Last Updated on May 5, 2015, by eNotes Editorial. Word Count: 342
The author has clearly done extensive research in striving for authenticity in this gritty and heart-wrenching book. The descriptions of the conditions under which the characters live are presented in vivid and unsparing detail, and the obstacles to their survival are related with unrelenting persistence. The grim picture presented is for the most part unsanitized, providing a realistic sense of the danger and hopelessness of life on the streets. Interestingly, the one area in which the story has been modified from the true experience is in the language used by the characters. There is no profanity in the narrative, which may or may not take away from its total effect, but which unquestioningly opens this valuable work to a wider readership.

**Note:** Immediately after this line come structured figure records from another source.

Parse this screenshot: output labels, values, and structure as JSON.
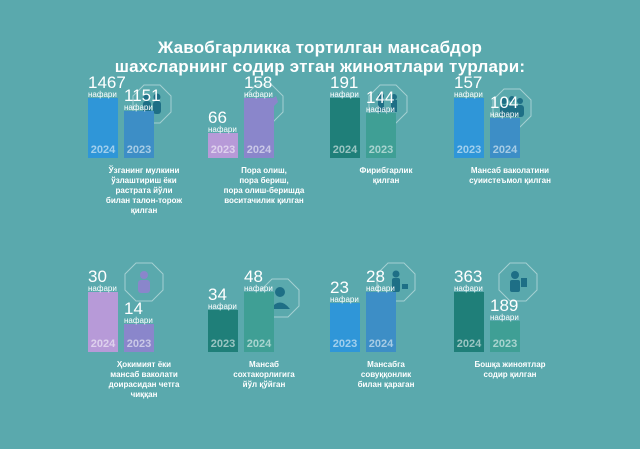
{
  "title": {
    "line1": "Жавобгарликка тортилган мансабдор",
    "line2": "шахсларнинг содир этган жиноятлари турлари:"
  },
  "unit": "нафари",
  "colors": {
    "background": "#5aa9ad",
    "blue": "#2f96d8",
    "blue_light": "#3d8ec6",
    "dark_teal": "#1f7f79",
    "teal": "#3f9f95",
    "violet": "#b79ad8",
    "violet_mid": "#8a86cb"
  },
  "chart_data": [
    {
      "type": "bar",
      "caption": [
        "Ўзганинг мулкини",
        "ўзлаштириш ёки",
        "растрата йўли",
        "билан талон-торож",
        "қилган"
      ],
      "icon": "people-icon",
      "bars": [
        {
          "year": "2024",
          "value": 1467,
          "color": "#2f96d8"
        },
        {
          "year": "2023",
          "value": 1151,
          "color": "#3d8ec6"
        }
      ]
    },
    {
      "type": "bar",
      "caption": [
        "Пора олиш,",
        "пора бериш,",
        "пора олиш-беришда",
        "воситачилик қилган"
      ],
      "icon": "handshake-icon",
      "bars": [
        {
          "year": "2023",
          "value": 66,
          "color": "#b79ad8"
        },
        {
          "year": "2024",
          "value": 158,
          "color": "#8a86cb"
        }
      ]
    },
    {
      "type": "bar",
      "caption": [
        "Фирибгарлик",
        "қилган"
      ],
      "icon": "fraud-icon",
      "bars": [
        {
          "year": "2024",
          "value": 191,
          "color": "#1f7f79"
        },
        {
          "year": "2023",
          "value": 144,
          "color": "#3f9f95"
        }
      ]
    },
    {
      "type": "bar",
      "caption": [
        "Мансаб ваколатини",
        "суиистеъмол қилган"
      ],
      "icon": "crowd-icon",
      "bars": [
        {
          "year": "2023",
          "value": 157,
          "color": "#2f96d8"
        },
        {
          "year": "2024",
          "value": 104,
          "color": "#3d8ec6"
        }
      ]
    },
    {
      "type": "bar",
      "caption": [
        "Ҳокимият ёки",
        "мансаб ваколати",
        "доирасидан четга",
        "чиққан"
      ],
      "icon": "official-icon",
      "bars": [
        {
          "year": "2024",
          "value": 30,
          "color": "#b79ad8"
        },
        {
          "year": "2023",
          "value": 14,
          "color": "#8a86cb"
        }
      ]
    },
    {
      "type": "bar",
      "caption": [
        "Мансаб",
        "сохтакорлигига",
        "йўл қўйган"
      ],
      "icon": "manager-icon",
      "bars": [
        {
          "year": "2023",
          "value": 34,
          "color": "#1f7f79"
        },
        {
          "year": "2024",
          "value": 48,
          "color": "#3f9f95"
        }
      ]
    },
    {
      "type": "bar",
      "caption": [
        "Мансабга",
        "совуққонлик",
        "билан қараган"
      ],
      "icon": "negligence-icon",
      "bars": [
        {
          "year": "2023",
          "value": 23,
          "color": "#2f96d8"
        },
        {
          "year": "2024",
          "value": 28,
          "color": "#3d8ec6"
        }
      ]
    },
    {
      "type": "bar",
      "caption": [
        "Бошқа жиноятлар",
        "содир қилган"
      ],
      "icon": "other-crimes-icon",
      "bars": [
        {
          "year": "2024",
          "value": 363,
          "color": "#1f7f79"
        },
        {
          "year": "2023",
          "value": 189,
          "color": "#3f9f95"
        }
      ]
    }
  ]
}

Reviews of Can't Get There From Here are overwhelmingly positive, and the book has received perhaps its highest affirmation by being chosen by its target audience for placement on the list of "Young Adult Choices of 2006." The book is praised especially for its unflinching but sensitive handling of a very real problem in society, the downward spiral that is life to homeless teens about whom no one loves and literally no one cares. Although a lack of delineation for many of the characters is noted as a criticism in one review, it can validly be argued that this might be a purposeful result of the author's choice of literary technique. The story is told through the eyes of one of the street kids herself, Maybe. Maybe lives with the others, but does not actually know them well. When the struggle for daily survival consumes all of one's focus, there is little energy left to develop true intimacy.
In addition to being praised for its sensitive, realistic, and thought-provoking handling of an important social issue, Can't Get There From Here has been recognized for its effective inclusion of an element being addressed especially in the present day, non-traditional gender expression. Jewel's ambiguous sexuality is not sensationalized or exploited, but instead is presented as a natural element in the development of his character.